Русское стаккато — британской матери - Липскеров Дмитрий Михайлович. Страница 26
— У меня тоже есть душа?
— У каждого есть душа.
— Даже… — Роджер утер последнюю слезу. — Даже у ящерицы Марты?
— Ты ее убил? — Лизбет вздрогнула, перед ней пролетели картины детства… Она смотрела на пятнышко крови, расплывшееся по рубашке сына.
— Да, — признался мальчик.
— У животных нет души. Но убийство маленькой ящерицы тоже грех, так как человеческая душа призвана сострадать, особенно беззащитным.

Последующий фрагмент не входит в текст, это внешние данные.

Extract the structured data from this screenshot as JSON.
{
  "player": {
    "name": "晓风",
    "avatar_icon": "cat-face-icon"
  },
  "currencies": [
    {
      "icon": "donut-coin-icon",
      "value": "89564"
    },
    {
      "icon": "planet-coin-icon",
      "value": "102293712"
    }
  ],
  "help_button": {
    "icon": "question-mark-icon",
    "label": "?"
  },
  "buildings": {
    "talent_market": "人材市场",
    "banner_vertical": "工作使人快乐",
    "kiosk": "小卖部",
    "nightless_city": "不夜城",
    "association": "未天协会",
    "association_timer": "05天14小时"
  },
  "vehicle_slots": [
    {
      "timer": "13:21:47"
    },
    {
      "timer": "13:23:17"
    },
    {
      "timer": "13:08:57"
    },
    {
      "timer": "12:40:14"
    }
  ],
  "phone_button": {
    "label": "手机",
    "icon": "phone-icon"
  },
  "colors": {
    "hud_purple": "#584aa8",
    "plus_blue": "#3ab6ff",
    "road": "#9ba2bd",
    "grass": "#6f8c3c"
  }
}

— Дура! — вдруг выкрикнул Роджер. — У нас в школе преподают Дарвина. Никаких там душ нет! — Мальчик злился на то, что распустил себя и плакал перед матерью. — Есть только естественный отбор! Бога нет!!!
Это был единственный раз, когда Лизбет ударила сына. Зато это была оплеуха, стоящая ста других. Материнская ладонь попала сыну по уху, от того лопнула барабанная перепонка, и из головы, через ушную раковину, потекла кровь.
Роджер видел свое окровавленное отображение в большом зеркале, и по мере того как кровь заливала шею, стекая за шиворот и смешиваясь с бордовым пятном, оставленным ящерицей, в его нутре росло удивление от того, что мать его ударила, и страх за нее, что она убила свое единственное чадо. А еще Роджер осознавал, что родительница смотрит на сына холодно, без эмоций. Хотя какие эмоции могут быть написаны на заднице?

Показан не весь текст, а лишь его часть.